Pourriture du pied (Pythium)
Affection racinaire redoutable, la pourriture du pied, principalement causée par des oomycètes du genre Pythium, représente un défi majeur pour les cultures de tomate et de concombre, tant en pleine terre qu'en serre. Ce pathogène, souvent qualifié de "moisissure aquatique", prospère dans les environnements excessivement humides et mal drainés, attaquant les plants à tous les stades de leur développement. Des semis succombant à la fonte aux plants adultes affichant un flétrissement inexpliqué, Pythium compromet gravement la vitalité des cultures et les rendements. Sa capacité à survivre longtemps dans le sol et les substrats en fait un ennemi persistant, exigeant une gestion préventive et des interventions ciblées conformes aux principes de l'agriculture biologique pour protéger les récoltes.
Symptômes
- Flétrissement soudain et inexpliqué des jeunes plants, souvent suivi de leur chute ("fonte des semis").
- Rétrécissement, brunissement et ramollissement de la tige au niveau du collet (jonction tige-racine).
- Développement racinaire faible, racines brunâtres, molles, avec un cortex se détachant facilement du cylindre central.
- Ralentissement significatif de la croissance, nanisme et aspect chétif des plants affectés.
- Jaunissement progressif des feuilles inférieures, puis flétrissement généralisé du feuillage.

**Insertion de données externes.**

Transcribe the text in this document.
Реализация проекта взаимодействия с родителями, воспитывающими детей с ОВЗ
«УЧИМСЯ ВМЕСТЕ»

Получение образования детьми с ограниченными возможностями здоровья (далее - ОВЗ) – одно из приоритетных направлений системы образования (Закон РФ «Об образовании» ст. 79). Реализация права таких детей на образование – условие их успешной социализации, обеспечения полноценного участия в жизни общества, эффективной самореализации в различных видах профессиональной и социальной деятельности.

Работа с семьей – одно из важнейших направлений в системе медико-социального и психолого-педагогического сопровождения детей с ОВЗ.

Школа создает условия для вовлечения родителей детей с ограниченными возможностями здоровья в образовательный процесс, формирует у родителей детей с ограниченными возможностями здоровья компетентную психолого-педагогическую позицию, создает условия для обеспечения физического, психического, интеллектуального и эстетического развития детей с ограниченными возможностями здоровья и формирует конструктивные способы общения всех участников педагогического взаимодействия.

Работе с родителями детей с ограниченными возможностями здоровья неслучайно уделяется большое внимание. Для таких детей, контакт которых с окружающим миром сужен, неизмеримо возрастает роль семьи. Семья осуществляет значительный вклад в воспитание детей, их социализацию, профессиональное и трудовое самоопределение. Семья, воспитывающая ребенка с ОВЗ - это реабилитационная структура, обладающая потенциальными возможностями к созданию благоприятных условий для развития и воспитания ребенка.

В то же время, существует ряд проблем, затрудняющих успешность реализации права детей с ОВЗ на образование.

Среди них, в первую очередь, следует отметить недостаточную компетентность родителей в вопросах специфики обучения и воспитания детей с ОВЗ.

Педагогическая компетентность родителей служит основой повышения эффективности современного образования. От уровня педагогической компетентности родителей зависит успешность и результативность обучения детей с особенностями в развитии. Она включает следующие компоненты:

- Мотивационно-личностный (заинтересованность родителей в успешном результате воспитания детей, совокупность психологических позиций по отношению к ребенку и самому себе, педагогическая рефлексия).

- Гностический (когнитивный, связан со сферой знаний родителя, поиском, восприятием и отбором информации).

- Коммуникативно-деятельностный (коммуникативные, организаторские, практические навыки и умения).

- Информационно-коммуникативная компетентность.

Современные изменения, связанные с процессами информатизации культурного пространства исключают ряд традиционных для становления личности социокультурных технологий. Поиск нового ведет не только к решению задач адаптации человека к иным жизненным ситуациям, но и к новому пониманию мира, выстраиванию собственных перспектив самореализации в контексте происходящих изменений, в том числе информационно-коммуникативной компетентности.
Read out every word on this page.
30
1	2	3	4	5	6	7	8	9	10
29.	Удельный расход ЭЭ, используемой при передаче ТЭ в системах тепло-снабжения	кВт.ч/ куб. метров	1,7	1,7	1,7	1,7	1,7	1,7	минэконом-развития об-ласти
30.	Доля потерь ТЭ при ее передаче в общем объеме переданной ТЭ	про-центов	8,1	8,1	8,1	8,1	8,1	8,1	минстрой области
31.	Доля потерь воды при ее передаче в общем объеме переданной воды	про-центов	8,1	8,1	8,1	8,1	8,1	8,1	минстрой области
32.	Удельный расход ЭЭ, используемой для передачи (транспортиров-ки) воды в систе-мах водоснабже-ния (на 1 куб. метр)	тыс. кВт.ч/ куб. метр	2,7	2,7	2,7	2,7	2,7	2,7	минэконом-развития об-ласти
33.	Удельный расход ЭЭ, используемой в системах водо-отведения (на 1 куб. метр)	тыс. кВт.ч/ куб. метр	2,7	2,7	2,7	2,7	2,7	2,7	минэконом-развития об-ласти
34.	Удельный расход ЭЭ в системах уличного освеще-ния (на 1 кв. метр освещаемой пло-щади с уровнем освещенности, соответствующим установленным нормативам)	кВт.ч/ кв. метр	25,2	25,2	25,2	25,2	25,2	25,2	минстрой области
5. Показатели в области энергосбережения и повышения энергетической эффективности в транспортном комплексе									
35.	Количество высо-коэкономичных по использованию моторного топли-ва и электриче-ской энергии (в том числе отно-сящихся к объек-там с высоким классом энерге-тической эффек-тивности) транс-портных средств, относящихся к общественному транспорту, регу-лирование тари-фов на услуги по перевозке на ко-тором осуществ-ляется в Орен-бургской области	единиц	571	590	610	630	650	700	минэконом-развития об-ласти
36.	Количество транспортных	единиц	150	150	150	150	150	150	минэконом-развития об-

- Absence de fructification ou chute prématurée des fruits en développement.
Causes
L'apparition de la pourriture du pied est intrinsèquement liée à des conditions environnementales favorables au développement de Pythium. Une humidité excessive du sol ou du substrat, souvent due à un arrosage trop abondant ou à un drainage insuffisant, est le facteur déclenchant principal. Les sols compactés, asphyxiants, ou les substrats gorgés d'eau créent un milieu anaérobie propice à l'oomycète. Des températures fraîches à modérées (15-25°C) favorisent également sa prolifération. La transmission s'effectue par l'eau d'arrosage contaminée, les outils non désinfectés, les substrats souillés ou les plants infectés introduits dans la culture.
Traitements biologiques
- Amélioration immédiate du drainage et de l'aération du sol par un léger binage ou l'apport de matériaux drainants (sable grossier, pouzzolane).
- Application de préparations à base de micro-organismes antagonistes homologuées en agriculture biologique (ex: Trichoderma harzianum, Bacillus subtilis) pour concurrencer le pathogène.
- Réduction drastique des apports d'eau pour permettre au substrat de sécher en surface entre deux arrosages.
- Suppression et destruction par incinération ou compostage à chaud des plants gravement atteints afin de limiter la propagation des spores.
- Apport de compost mûr et bien décomposé pour améliorer la structure du sol et stimuler la vie microbienne bénéfique.
- Pulvériser tôt le matin ou en fin de journée, jamais en plein soleil (risque de brûlure foliaire)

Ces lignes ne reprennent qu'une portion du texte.